From 1901 to 2016, the global average temperature has increased by about 1.8 degrees, according to the report, and “without significant reductions” in emissions of greenhouse gases, the annual average global temperatures could increase by 9 degrees by the end of this century.
Those 1.8 degrees have resulted in documented issues in Maryland, including, but not limited to, warmer weather, rising sea levels and poorer air quality.
“There are several findings that raise concern,” Ed McDonough, spokesman for the Maryland Emergency Management Agency (MEMA), told Capital News Service in an interview. “One is the potential effects on our seafood and agriculture industries. Another is increased flood potential around much of the state and also the loss of coastal lands in some areas around the Chesapeake Bay. Finally, there is the potential for increased health-related issues.”
President Donald Trump dismissed the report’s dire warnings.

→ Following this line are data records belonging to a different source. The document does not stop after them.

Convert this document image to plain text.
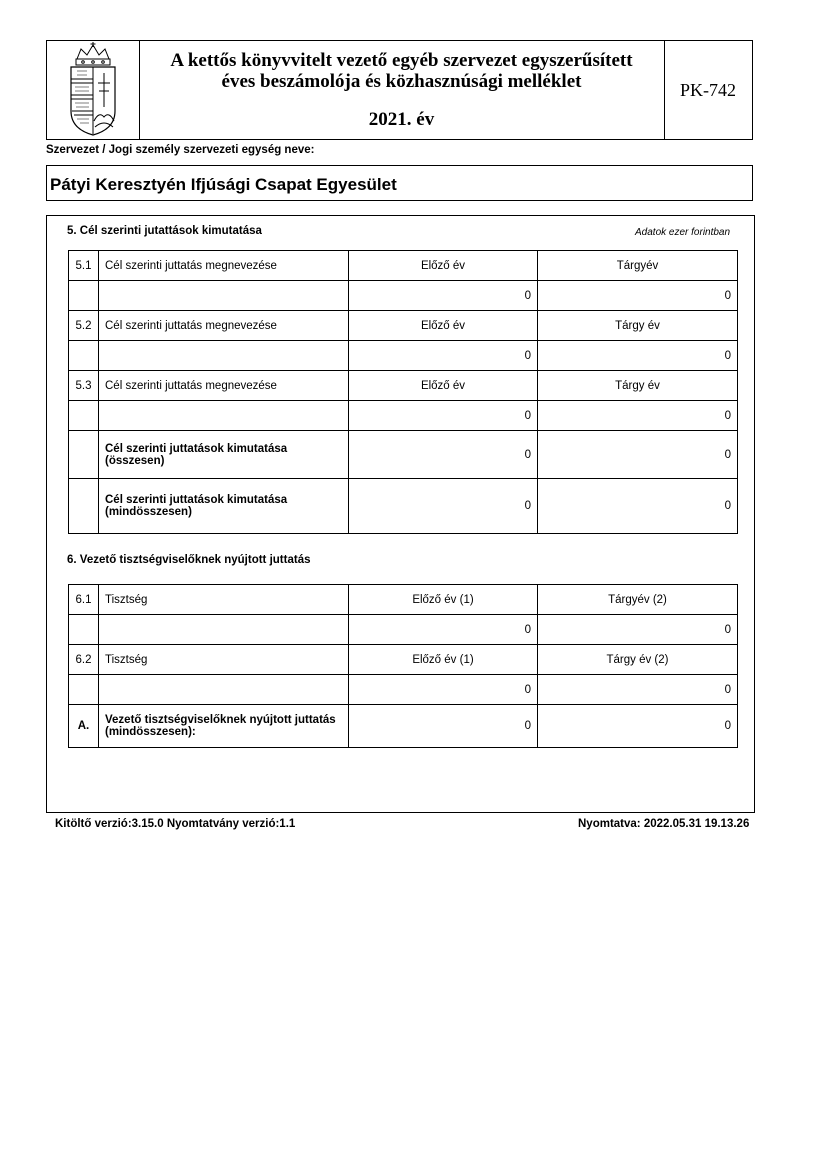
A kettős könyvvitelt vezető egyéb szervezet egyszerűsített
éves beszámolója és közhasznúsági melléklet
2021. év
PK-742
Szervezet / Jogi személy szervezeti egység neve:
Pátyi Keresztyén Ifjúsági Csapat Egyesület
5. Cél szerinti jutattások kimutatása	Adatok ezer forintban
5.1	Cél szerinti juttatás megnevezése	Előző év	Tárgyév
		0	0
5.2	Cél szerinti juttatás megnevezése	Előző év	Tárgy év
		0	0
5.3	Cél szerinti juttatás megnevezése	Előző év	Tárgy év
		0	0
	Cél szerinti juttatások kimutatása (összesen)	0	0
	Cél szerinti juttatások kimutatása (mindösszesen)	0	0
6. Vezető tisztségviselőknek nyújtott juttatás
6.1	Tisztség	Előző év (1)	Tárgyév (2)
		0	0
6.2	Tisztség	Előző év (1)	Tárgy év (2)
		0	0
A.	Vezető tisztségviselőknek nyújtott juttatás (mindösszesen):	0	0
Kitöltő verzió:3.15.0 Nyomtatvány verzió:1.1	Nyomtatva: 2022.05.31 19.13.26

“I’ve seen it, I’ve read some of it, and it’s fine,” he told reporters. As for the severe economic impacts of climate change, he said, “I don’t believe it.”
All evidence, the 1,600-page report states, points directly to human activities as the cause of climate change. Without drastic action, meteorological conditions and noticeable impacts will continue to worsen, the report warns.
“In Maryland, we are facing climate change effects that place our ecosystems and our economy at risk and threaten to transform the coastlines many of our citizens call home,” Maryland Environment Secretary Ben Grumbles said in a statement.
“The continued protection and restoration of the Chesapeake Bay also relies on a healthy climate,” he said. “It is crucial that we continue to work to address climate change through collaboration between our fellow states and the international community.”
Maryland lawmakers and agencies appear to be focusing on mitigating the looming threats that citizens could face.
Both Republican and Democratic legislators in the Maryland General Assembly plan to propose the Maryland Clean Energy Jobs Act next session. If passed, the act would set a new statewide standard committing Maryland to using 50 percent renewable energy by 2030. Currently, the standard is set to 25 percent by 2022, according to U.S. Energy Information Administration.
In addition to moving away from fossil fuels, the bill also envisions economic benefits for Maryland, according to Sen. Brian Feldman, D-Montgomery, one of the measure’s lead sponsors.
By the end of 2030, Feldman said, the state would gain 20,000 additional solar jobs and $400 million in direct economic benefits every year going forward, beginning in 2030.
“To have 13 federal agencies, all with a consistent message, which is ‘if we do nothing and stand pat, we’ve got huge, huge problems down the road, both economically, as well as with the climate and the implications of that,’ it is a call to arms,” Feldman said.
“So, there is renewed interest in bringing in legislation in Annapolis and I don’t think we are going to be the only state,” the lawmaker said. “I think we are going to have action all over the United States on this subject.”
To help “coordinate mitigation, response and recovery activities” in Maryland, MEMA held a retreat last month that included nearly every state agency, according to McDonough, as well as the Federal Emergency Management Agency, the U.S. Department of Energy, the National Governors Association and Maryland Gov. Larry Hogan’s Executive Council.
“We will continue our efforts to mitigate the effects of these changes,” McDonough said. “Agencies involved with natural resources, the environment, land use, insurance regulation, public health, and disaster response and recovery all play a role in making Maryland more resilient.”
MEMA also started the “Know Your Zone” campaign this year in areas of Maryland subject to tidal flooding or storm surge, working to simplify the evacuation process in case of flooding.
According to the federal report, flooding events are expected to become more frequent as a result of climate change.
“The danger is imminent if we don’t do anything,” Feldman said. “We need to take action right now in 2019; we can’t wait until 2020, 2022, etc.”
“The report that the federal government outlined includes things that we hadn’t even thought about, like (more) insects and (less) agriculture – all the negative implications of just standing pat,” he said. “I’m most concerned if we as a state do nothing.”